2 Y les decía: La mies a la verdad es mucha, mas los obreros pocos; por tanto, rogad al Señor de la mies que envíe obreros a su mies.
8 En cualquier ciudad donde entréis, y os reciban, comed lo que os pongan delante;
9 y sanad a los enfermos que en ella haya, y decidles: Se ha acercado a vosotros el reino de Dios.
10 Mas en cualquier ciudad donde entréis, y no os reciban, saliendo por sus calles, decid:
11 Aun el polvo de vuestra ciudad, que se ha pegado a nuestros pies, lo sacudimos contra vosotros. Pero esto sabed, que el reino de Dios se ha acercado a vosotros.
13 ¡Ay de ti, Corazín! ¡Ay de ti, Betsaida! que si en Tiro y en Sidón se hubieran hecho los milagros que se han hecho en vosotras, tiempo ha que sentadas en cilicio y ceniza, se habrían arrepentido.
21 En aquella misma hora Jesús se regocijó en el Espíritu, y dijo: Yo te alabo, oh Padre, Señor del cielo y de la tierra, porque escondiste estas cosas de los sabios y entendidos, y las has revelado a los niños. Sí, Padre, porque así te agradó.
22 Todas las cosas me fueron entregadas por mi Padre; y nadie conoce quién es el Hijo sino el Padre; ni quién es el Padre, sino el Hijo, y aquel a quien el Hijo lo quiera revelar.
26 El le dijo: ¿Qué está escrito en la ley? ¿Cómo lees?
27 Aquél, respondiendo, dijo: Amarás al Señor tu Dios con todo tu corazón, y con toda tu alma, y con todas tus fuerzas, y con toda tu mente; y a tu prójimo como a ti mismo.
29 Pero él, queriendo justificarse a sí mismo, dijo a Jesús: ¿Y quién es mi prójimo?
30 Respondiendo Jesús, dijo: Un hombre descendía de Jerusalén a Jericó, y cayó en manos de ladrones, los cuales le despojaron; e hiriéndole, se fueron, dejándole medio muerto.
31 Aconteció que descendió un sacerdote por aquel camino, y viéndole, pasó de largo.
32 Asimismo un levita, llegando cerca de aquel lugar, y viéndole, pasó de largo.
33 Pero un samaritano, que iba de camino, vino cerca de él, y viéndole, fue movido a misericordia;
34 y acercándose, vendó sus heridas, echándoles aceite y vino; y poniéndole en su cabalgadura, lo llevó al mesón, y cuidó de él.
35 Otro día al partir, sacó dos denarios, y los dio al mesonero, y le dijo: Cuídamele; y todo lo que gastes de más, yo te lo pagaré cuando regrese.
36 ¿Quién, pues, de estos tres te parece que fue el prójimo del que cayó en manos de los ladrones?
37 El dijo: El que usó de misericordia con él. Entonces Jesús le dijo: Ve, y haz tú lo mismo.
Jesús visita a Marta y a María
38 Aconteció que yendo de camino, entró en una aldea; y una mujer llamada Marta le recibió en su casa.

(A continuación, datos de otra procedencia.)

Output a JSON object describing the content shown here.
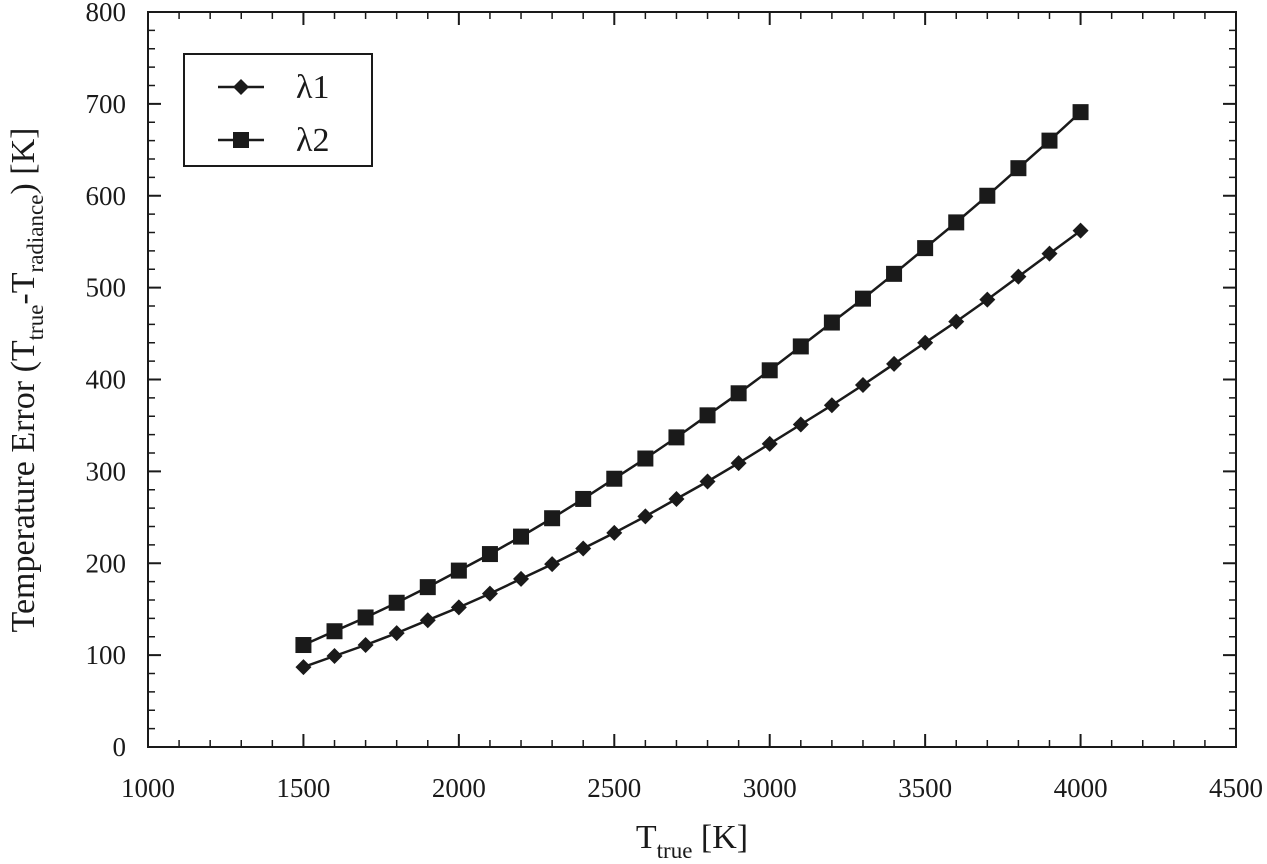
{
  "chart_data": {
    "type": "line",
    "title": "",
    "xlabel": {
      "main": "T",
      "sub": "true",
      "unit": " [K]"
    },
    "ylabel": {
      "prefix": "Temperature Error (T",
      "sub1": "true",
      "mid": "-T",
      "sub2": "radiance",
      "suffix": ") [K]"
    },
    "xlim": [
      1000,
      4500
    ],
    "ylim": [
      0,
      800
    ],
    "xticks": [
      1000,
      1500,
      2000,
      2500,
      3000,
      3500,
      4000,
      4500
    ],
    "xticks_minor_step": 100,
    "yticks": [
      0,
      100,
      200,
      300,
      400,
      500,
      600,
      700,
      800
    ],
    "yticks_minor_step": 20,
    "grid": false,
    "legend_position": "top-left",
    "x": [
      1500,
      1600,
      1700,
      1800,
      1900,
      2000,
      2100,
      2200,
      2300,
      2400,
      2500,
      2600,
      2700,
      2800,
      2900,
      3000,
      3100,
      3200,
      3300,
      3400,
      3500,
      3600,
      3700,
      3800,
      3900,
      4000
    ],
    "series": [
      {
        "name": "λ1",
        "marker": "diamond",
        "color": "#1a1a1a",
        "values": [
          87,
          99,
          111,
          124,
          138,
          152,
          167,
          183,
          199,
          216,
          233,
          251,
          270,
          289,
          309,
          330,
          351,
          372,
          394,
          417,
          440,
          463,
          487,
          512,
          537,
          562
        ]
      },
      {
        "name": "λ2",
        "marker": "square",
        "color": "#1a1a1a",
        "values": [
          111,
          126,
          141,
          157,
          174,
          192,
          210,
          229,
          249,
          270,
          292,
          314,
          337,
          361,
          385,
          410,
          436,
          462,
          488,
          515,
          543,
          571,
          600,
          630,
          660,
          691
        ]
      }
    ]
  }
}
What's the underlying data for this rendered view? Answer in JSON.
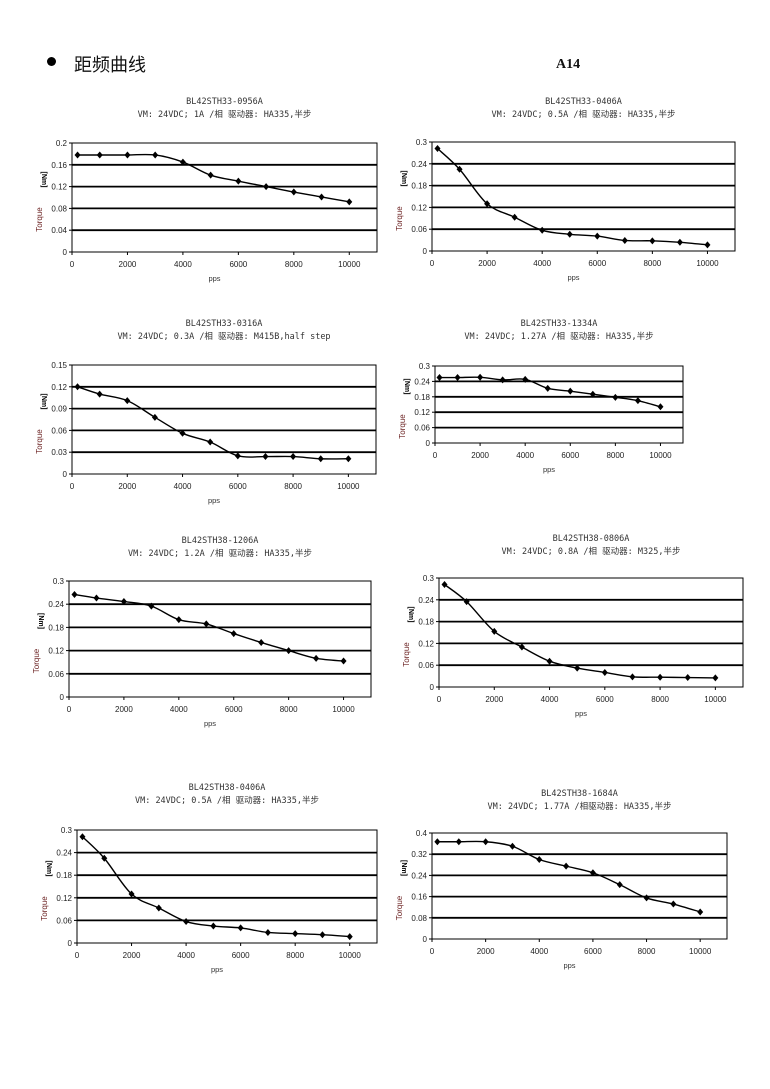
{
  "header": {
    "title": "距频曲线",
    "page_number": "A14"
  },
  "chart_data": [
    {
      "type": "line",
      "title": "BL42STH33-0956A",
      "subtitle": "VM: 24VDC;  1A /相  驱动器: HA335,半步",
      "xlabel": "pps",
      "ylabel": "Torque",
      "yunit": "[Nm]",
      "xlim": [
        0,
        11000
      ],
      "ylim": [
        0,
        0.2
      ],
      "xticks": [
        "0",
        "2000",
        "4000",
        "6000",
        "8000",
        "10000"
      ],
      "yticks": [
        "0",
        "0.04",
        "0.08",
        "0.12",
        "0.16",
        "0.2"
      ],
      "grid": true,
      "x": [
        200,
        1000,
        2000,
        3000,
        4000,
        5000,
        6000,
        7000,
        8000,
        9000,
        10000
      ],
      "values": [
        0.178,
        0.178,
        0.178,
        0.178,
        0.165,
        0.141,
        0.13,
        0.12,
        0.11,
        0.101,
        0.092
      ]
    },
    {
      "type": "line",
      "title": "BL42STH33-0406A",
      "subtitle": "VM: 24VDC;  0.5A /相  驱动器: HA335,半步",
      "xlabel": "pps",
      "ylabel": "Torque",
      "yunit": "[Nm]",
      "xlim": [
        0,
        11000
      ],
      "ylim": [
        0,
        0.3
      ],
      "xticks": [
        "0",
        "2000",
        "4000",
        "6000",
        "8000",
        "10000"
      ],
      "yticks": [
        "0",
        "0.06",
        "0.12",
        "0.18",
        "0.24",
        "0.3"
      ],
      "grid": true,
      "x": [
        200,
        1000,
        2000,
        3000,
        4000,
        5000,
        6000,
        7000,
        8000,
        9000,
        10000
      ],
      "values": [
        0.282,
        0.225,
        0.13,
        0.093,
        0.057,
        0.046,
        0.041,
        0.029,
        0.028,
        0.024,
        0.017
      ]
    },
    {
      "type": "line",
      "title": "BL42STH33-0316A",
      "subtitle": "VM: 24VDC;  0.3A /相  驱动器: M415B,half step",
      "xlabel": "pps",
      "ylabel": "Torque",
      "yunit": "[Nm]",
      "xlim": [
        0,
        11000
      ],
      "ylim": [
        0,
        0.15
      ],
      "xticks": [
        "0",
        "2000",
        "4000",
        "6000",
        "8000",
        "10000"
      ],
      "yticks": [
        "0",
        "0.03",
        "0.06",
        "0.09",
        "0.12",
        "0.15"
      ],
      "grid": true,
      "x": [
        200,
        1000,
        2000,
        3000,
        4000,
        5000,
        6000,
        7000,
        8000,
        9000,
        10000
      ],
      "values": [
        0.12,
        0.11,
        0.101,
        0.078,
        0.056,
        0.044,
        0.025,
        0.024,
        0.024,
        0.021,
        0.021
      ]
    },
    {
      "type": "line",
      "title": "BL42STH33-1334A",
      "subtitle": "VM: 24VDC;  1.27A /相  驱动器: HA335,半步",
      "xlabel": "pps",
      "ylabel": "Torque",
      "yunit": "[Nm]",
      "xlim": [
        0,
        11000
      ],
      "ylim": [
        0,
        0.3
      ],
      "xticks": [
        "0",
        "2000",
        "4000",
        "6000",
        "8000",
        "10000"
      ],
      "yticks": [
        "0",
        "0.06",
        "0.12",
        "0.18",
        "0.24",
        "0.3"
      ],
      "grid": true,
      "x": [
        200,
        1000,
        2000,
        3000,
        4000,
        5000,
        6000,
        7000,
        8000,
        9000,
        10000
      ],
      "values": [
        0.255,
        0.255,
        0.256,
        0.246,
        0.248,
        0.213,
        0.202,
        0.19,
        0.178,
        0.165,
        0.141
      ]
    },
    {
      "type": "line",
      "title": "BL42STH38-1206A",
      "subtitle": "VM: 24VDC;  1.2A /相  驱动器: HA335,半步",
      "xlabel": "pps",
      "ylabel": "Torque",
      "yunit": "[Nm]",
      "xlim": [
        0,
        11000
      ],
      "ylim": [
        0,
        0.3
      ],
      "xticks": [
        "0",
        "2000",
        "4000",
        "6000",
        "8000",
        "10000"
      ],
      "yticks": [
        "0",
        "0.06",
        "0.12",
        "0.18",
        "0.24",
        "0.3"
      ],
      "grid": true,
      "x": [
        200,
        1000,
        2000,
        3000,
        4000,
        5000,
        6000,
        7000,
        8000,
        9000,
        10000
      ],
      "values": [
        0.265,
        0.256,
        0.247,
        0.235,
        0.2,
        0.189,
        0.164,
        0.141,
        0.12,
        0.1,
        0.093
      ]
    },
    {
      "type": "line",
      "title": "BL42STH38-0806A",
      "subtitle": "VM: 24VDC;  0.8A /相 驱动器: M325,半步",
      "xlabel": "pps",
      "ylabel": "Torque",
      "yunit": "[Nm]",
      "xlim": [
        0,
        11000
      ],
      "ylim": [
        0,
        0.3
      ],
      "xticks": [
        "0",
        "2000",
        "4000",
        "6000",
        "8000",
        "10000"
      ],
      "yticks": [
        "0",
        "0.06",
        "0.12",
        "0.18",
        "0.24",
        "0.3"
      ],
      "grid": true,
      "x": [
        200,
        1000,
        2000,
        3000,
        4000,
        5000,
        6000,
        7000,
        8000,
        9000,
        10000
      ],
      "values": [
        0.282,
        0.235,
        0.153,
        0.11,
        0.071,
        0.052,
        0.04,
        0.028,
        0.027,
        0.026,
        0.025
      ]
    },
    {
      "type": "line",
      "title": "BL42STH38-0406A",
      "subtitle": "VM: 24VDC;  0.5A /相  驱动器: HA335,半步",
      "xlabel": "pps",
      "ylabel": "Torque",
      "yunit": "[Nm]",
      "xlim": [
        0,
        11000
      ],
      "ylim": [
        0,
        0.3
      ],
      "xticks": [
        "0",
        "2000",
        "4000",
        "6000",
        "8000",
        "10000"
      ],
      "yticks": [
        "0",
        "0.06",
        "0.12",
        "0.18",
        "0.24",
        "0.3"
      ],
      "grid": true,
      "x": [
        200,
        1000,
        2000,
        3000,
        4000,
        5000,
        6000,
        7000,
        8000,
        9000,
        10000
      ],
      "values": [
        0.282,
        0.225,
        0.13,
        0.093,
        0.057,
        0.045,
        0.04,
        0.028,
        0.025,
        0.022,
        0.017
      ]
    },
    {
      "type": "line",
      "title": "BL42STH38-1684A",
      "subtitle": "VM: 24VDC; 1.77A /相驱动器: HA335,半步",
      "xlabel": "pps",
      "ylabel": "Torque",
      "yunit": "[Nm]",
      "xlim": [
        0,
        11000
      ],
      "ylim": [
        0,
        0.4
      ],
      "xticks": [
        "0",
        "2000",
        "4000",
        "6000",
        "8000",
        "10000"
      ],
      "yticks": [
        "0",
        "0.08",
        "0.16",
        "0.24",
        "0.32",
        "0.4"
      ],
      "grid": true,
      "x": [
        200,
        1000,
        2000,
        3000,
        4000,
        5000,
        6000,
        7000,
        8000,
        9000,
        10000
      ],
      "values": [
        0.367,
        0.367,
        0.367,
        0.35,
        0.3,
        0.275,
        0.25,
        0.205,
        0.155,
        0.132,
        0.102
      ]
    }
  ]
}
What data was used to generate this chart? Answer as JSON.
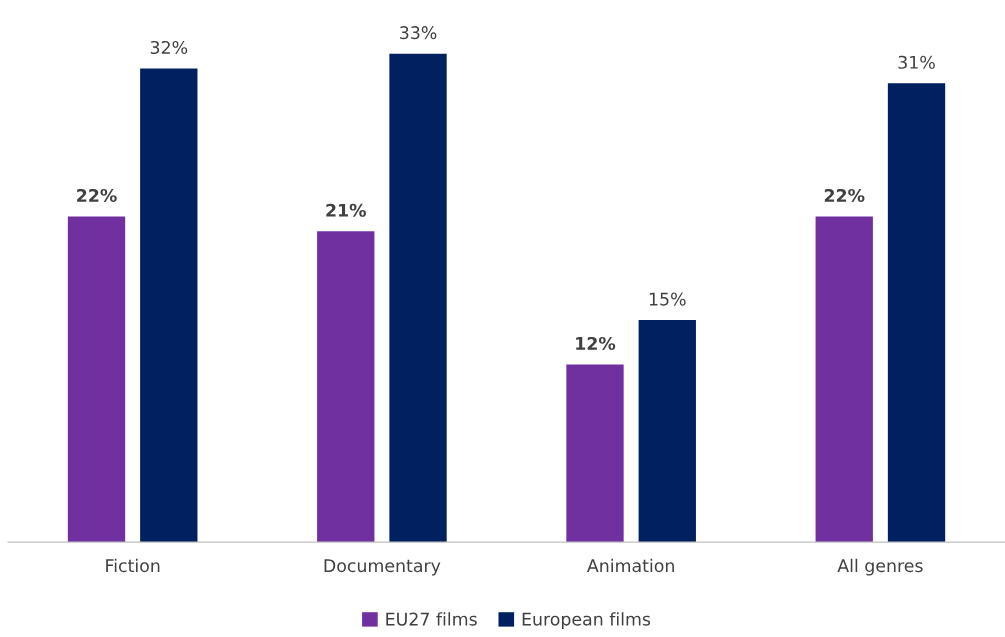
{
  "chart_data": {
    "type": "bar",
    "categories": [
      "Fiction",
      "Documentary",
      "Animation",
      "All genres"
    ],
    "series": [
      {
        "name": "EU27 films",
        "color": "#7030a0",
        "values": [
          22,
          21,
          12,
          22
        ],
        "value_labels": [
          "22%",
          "21%",
          "12%",
          "22%"
        ]
      },
      {
        "name": "European films",
        "color": "#002060",
        "values": [
          32,
          33,
          15,
          31
        ],
        "value_labels": [
          "32%",
          "33%",
          "15%",
          "31%"
        ]
      }
    ],
    "tick_labels": "x",
    "grid": false,
    "legend": "bottom"
  }
}
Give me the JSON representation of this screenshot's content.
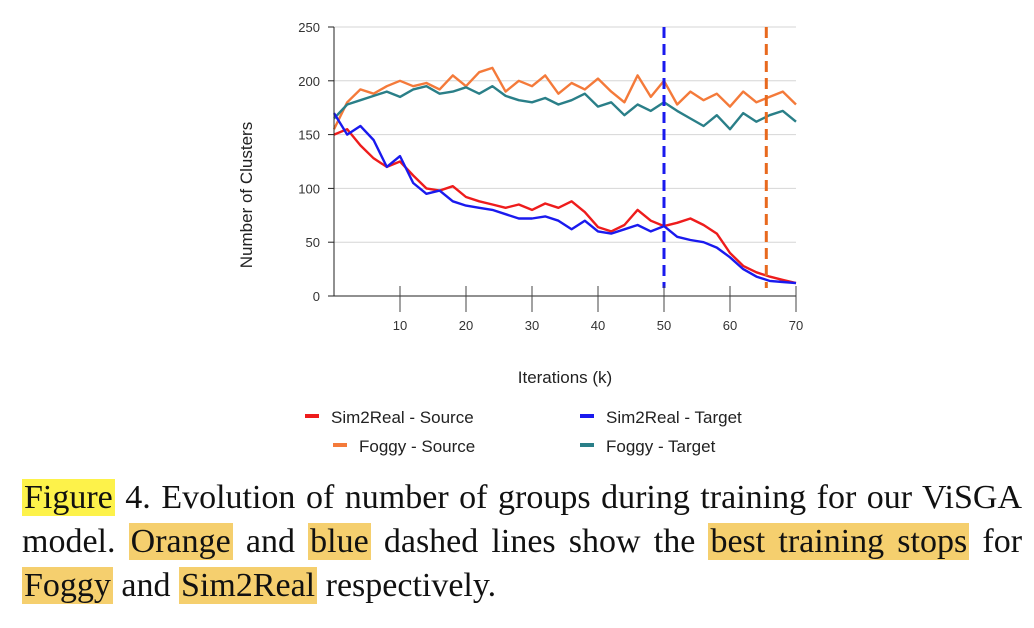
{
  "chart_data": {
    "type": "line",
    "xlabel": "Iterations (k)",
    "ylabel": "Number of Clusters",
    "xlim": [
      0,
      70
    ],
    "ylim": [
      0,
      250
    ],
    "xticks": [
      "10",
      "20",
      "30",
      "40",
      "50",
      "60",
      "70"
    ],
    "yticks": [
      "0",
      "50",
      "100",
      "150",
      "200",
      "250"
    ],
    "grid": "horizontal",
    "legend_position": "bottom",
    "series": [
      {
        "name": "Sim2Real - Source",
        "color": "#ee1c1c",
        "x": [
          0,
          2,
          4,
          6,
          8,
          10,
          12,
          14,
          16,
          18,
          20,
          22,
          24,
          26,
          28,
          30,
          32,
          34,
          36,
          38,
          40,
          42,
          44,
          46,
          48,
          50,
          52,
          54,
          56,
          58,
          60,
          62,
          64,
          66,
          68,
          70
        ],
        "y": [
          150,
          155,
          140,
          128,
          120,
          125,
          112,
          100,
          98,
          102,
          92,
          88,
          85,
          82,
          85,
          80,
          86,
          82,
          88,
          78,
          64,
          60,
          66,
          80,
          70,
          65,
          68,
          72,
          66,
          58,
          40,
          28,
          22,
          18,
          15,
          12
        ]
      },
      {
        "name": "Sim2Real - Target",
        "color": "#1a1aee",
        "x": [
          0,
          2,
          4,
          6,
          8,
          10,
          12,
          14,
          16,
          18,
          20,
          22,
          24,
          26,
          28,
          30,
          32,
          34,
          36,
          38,
          40,
          42,
          44,
          46,
          48,
          50,
          52,
          54,
          56,
          58,
          60,
          62,
          64,
          66,
          68,
          70
        ],
        "y": [
          170,
          150,
          158,
          145,
          120,
          130,
          105,
          95,
          98,
          88,
          84,
          82,
          80,
          76,
          72,
          72,
          74,
          70,
          62,
          70,
          60,
          58,
          62,
          66,
          60,
          65,
          55,
          52,
          50,
          45,
          36,
          25,
          18,
          14,
          13,
          12
        ]
      },
      {
        "name": "Foggy - Source",
        "color": "#f47a3a",
        "x": [
          0,
          2,
          4,
          6,
          8,
          10,
          12,
          14,
          16,
          18,
          20,
          22,
          24,
          26,
          28,
          30,
          32,
          34,
          36,
          38,
          40,
          42,
          44,
          46,
          48,
          50,
          52,
          54,
          56,
          58,
          60,
          62,
          64,
          66,
          68,
          70
        ],
        "y": [
          155,
          180,
          192,
          188,
          195,
          200,
          195,
          198,
          192,
          205,
          195,
          208,
          212,
          190,
          200,
          195,
          205,
          188,
          198,
          192,
          202,
          190,
          180,
          205,
          185,
          200,
          178,
          190,
          182,
          188,
          176,
          190,
          180,
          185,
          190,
          178
        ]
      },
      {
        "name": "Foggy - Target",
        "color": "#2a7f88",
        "x": [
          0,
          2,
          4,
          6,
          8,
          10,
          12,
          14,
          16,
          18,
          20,
          22,
          24,
          26,
          28,
          30,
          32,
          34,
          36,
          38,
          40,
          42,
          44,
          46,
          48,
          50,
          52,
          54,
          56,
          58,
          60,
          62,
          64,
          66,
          68,
          70
        ],
        "y": [
          165,
          178,
          182,
          186,
          190,
          185,
          192,
          195,
          188,
          190,
          194,
          188,
          195,
          186,
          182,
          180,
          184,
          178,
          182,
          188,
          176,
          180,
          168,
          178,
          172,
          180,
          172,
          165,
          158,
          168,
          155,
          170,
          162,
          168,
          172,
          162
        ]
      }
    ],
    "reference_lines": [
      {
        "x": 50,
        "color": "#1a1aee",
        "style": "dashed"
      },
      {
        "x": 65.5,
        "color": "#e8691e",
        "style": "dashed"
      }
    ]
  },
  "caption": {
    "w1": "Figure",
    "t1": " 4. Evolution of number of groups during training for our ViSGA model. ",
    "w2": "Orange",
    "t2": " and ",
    "w3": "blue",
    "t3": " dashed lines show the ",
    "w4": "best training stops",
    "t4": " for ",
    "w5": "Foggy",
    "t5": " and ",
    "w6": "Sim2Real",
    "t6": " respectively."
  }
}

39 Esta tenía una hermana que se llamaba María, la cual, sentándose a los pies de Jesús, oía su palabra.
40 Pero Marta se preocupaba con muchos quehaceres, y acercándose, dijo: Señor, ¿no te da cuidado que mi hermana me deje servir sola? Dile, pues, que me ayude.
41 Respondiendo Jesús, le dijo: Marta, Marta, afanada y turbada estás con muchas cosas.
42 Pero sólo una cosa es necesaria; y María ha escogido la buena parte, la cual no le será quitada.